To the earth-gods, blind and ugly and cruel?

We drank sweet tea as his tale was told,

In a garden of blue chrysanthemums,

While a drowsy swarming of gongs and drums

Out of the sunset dreamily rolled.

But, as the murmur nearer drew,

A fat black bonze, in a robe of blue,

Suddenly at the gate appeared;

And close behind, with that evil grin,

Was it Creeping Sin, was it Creeping Sin? The bonze looked quietly down and sneered. Our guide! Was he sleeping? We could not wake him.
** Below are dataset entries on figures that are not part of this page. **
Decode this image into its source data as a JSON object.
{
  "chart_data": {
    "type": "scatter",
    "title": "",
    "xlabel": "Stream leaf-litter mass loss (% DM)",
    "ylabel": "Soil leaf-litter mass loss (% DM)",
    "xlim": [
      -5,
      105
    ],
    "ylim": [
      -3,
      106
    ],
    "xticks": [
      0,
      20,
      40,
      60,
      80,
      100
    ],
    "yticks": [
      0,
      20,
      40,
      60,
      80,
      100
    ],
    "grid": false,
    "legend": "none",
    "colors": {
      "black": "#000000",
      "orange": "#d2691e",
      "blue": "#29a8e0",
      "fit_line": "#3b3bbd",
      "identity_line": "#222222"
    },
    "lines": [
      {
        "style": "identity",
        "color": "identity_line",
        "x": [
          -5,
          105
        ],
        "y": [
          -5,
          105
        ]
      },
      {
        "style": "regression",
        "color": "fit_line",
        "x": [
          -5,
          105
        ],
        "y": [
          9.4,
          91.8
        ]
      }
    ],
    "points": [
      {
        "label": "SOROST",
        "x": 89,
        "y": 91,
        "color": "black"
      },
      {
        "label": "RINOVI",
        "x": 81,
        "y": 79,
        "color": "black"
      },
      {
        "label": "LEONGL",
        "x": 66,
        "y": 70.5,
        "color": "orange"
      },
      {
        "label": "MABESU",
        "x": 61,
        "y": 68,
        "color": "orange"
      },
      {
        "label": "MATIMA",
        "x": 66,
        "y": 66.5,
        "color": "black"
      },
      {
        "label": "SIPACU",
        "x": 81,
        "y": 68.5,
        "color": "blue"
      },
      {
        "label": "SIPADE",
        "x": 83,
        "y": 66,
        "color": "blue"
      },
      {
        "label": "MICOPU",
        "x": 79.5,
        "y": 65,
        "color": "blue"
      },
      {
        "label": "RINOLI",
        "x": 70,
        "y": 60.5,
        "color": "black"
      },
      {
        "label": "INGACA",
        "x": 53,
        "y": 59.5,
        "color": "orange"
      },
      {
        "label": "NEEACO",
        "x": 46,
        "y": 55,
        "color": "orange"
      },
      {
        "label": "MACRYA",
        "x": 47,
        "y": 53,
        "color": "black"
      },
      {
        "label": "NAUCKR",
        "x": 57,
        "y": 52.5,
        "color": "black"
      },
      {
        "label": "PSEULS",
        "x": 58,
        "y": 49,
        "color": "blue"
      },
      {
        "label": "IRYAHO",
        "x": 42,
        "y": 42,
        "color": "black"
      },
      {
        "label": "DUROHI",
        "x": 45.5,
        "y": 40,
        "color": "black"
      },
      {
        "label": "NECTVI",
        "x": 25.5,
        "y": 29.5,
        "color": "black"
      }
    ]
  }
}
However we tried to pinch and shake him!

Nearer, nearer the tumult came,

Till, as a glare of sound and flame,

Blind from a terrible furnace door

Blares, or the mouth of a dragon, blazed

The seething gateway: deaf and dazed

With the clanging and the wild uproar

We stood; while a thousand oval eyes

Gapped our fear with a sick surmise.

Then, as the dead sea parted asunder,

The clamour clove with a sound of thunder

In two great billows; and all was quiet.

Gaunt and black was the palankeen

That came in dreadful state between

The frozen waves of the wild-eyed riot

Curling back from the breathless track

Of the Nameless One who is never seen:

The close drawn curtains were thick and black;

But wizen and white was the tall thin man

As he rose in his sleep:

His eyes were closed, his lips were wan,

He crouched like a leopard that dares not leap.

The bearers halted: the tall thin man,

Fearfully dreaming, waved his fan,

With wizard fingers, to and fro;

While, with a whimper of evil glee,

The Nameless Emperor's mad Moonshee

Stepped in front of us: dark and slow Were the words of the doom that he dared not name;

But, over the ground, as he spoke there came

Tiny circles of soft blue flame;

Like ghosts of flowers they began to glow,

And flow like a moonlit brook between

Our feet and the terrible palankeen.

But the Moonshee wrinkled his long thin eyes,

And sneered, "Have you stolen the strength of the skies?

Then pour before us a stream of pearl!

Give us the pearl and the gold we know,

And our hearts will be softened and let you go;

But these are toys for a foolish girl—

These vanishing blossoms—what are they worth?

They are not so heavy as dust and earth:

Pour before us a stream of pearl!"

Then, with a wild strange laugh, our guide

Stretched his arms to the West and cried

Once, and a song came over the sea;

And all the blossoms of moon-soft fire

Woke and breathed as a wind-swept lyre,

And the garden surged into harmony;

Till it seemed that the soul of the whole world sung,

And every petal became a tongue

To tell the thoughts of Eternity.

But the Moonshee lifted his painted brows

And stared at the gold on the blue tea-house:

"Can you clothe your body with dreams?" he sneered;

"If you taught us the truths that we always know

Our heart might be softened and let you go:

Can you tell us the length of a monkey's beard,

Or the weight of the gems on the Emperor's fan,

Or the number of parrots in Old Japan?"

And again, with a wild strange laugh, our guide

Looked at him; and he shrunk aside,

Shrivelling like a flame-touched leaf;

For the red-cross blossoms of soft blue fire

Were growing and fluttering higher and higher,

Shaking their petals out, sheaf by sheaf,

Till with disks like shields and stems like towers

Burned the host of the passion-flowers

… Had the Moonshee flown like a midnight thief?

… Yet a thing like a monkey, shrivelled and black,

Chattered and danced as they forced him back.

As the coward chatters for empty pride,

In the face of a foe that he cannot but fear,

It chattered and leapt from side to side,

And its voice rang strangely upon the ear.

As the cry of a wizard that dares not own

Another's brighter and mightier throne;

As the wrath of a fool that rails aloud

On the fire that burnt him; the brazen bray

Clamoured and sang o'er the gaping crowd,

And flapped like a gabbling goose away.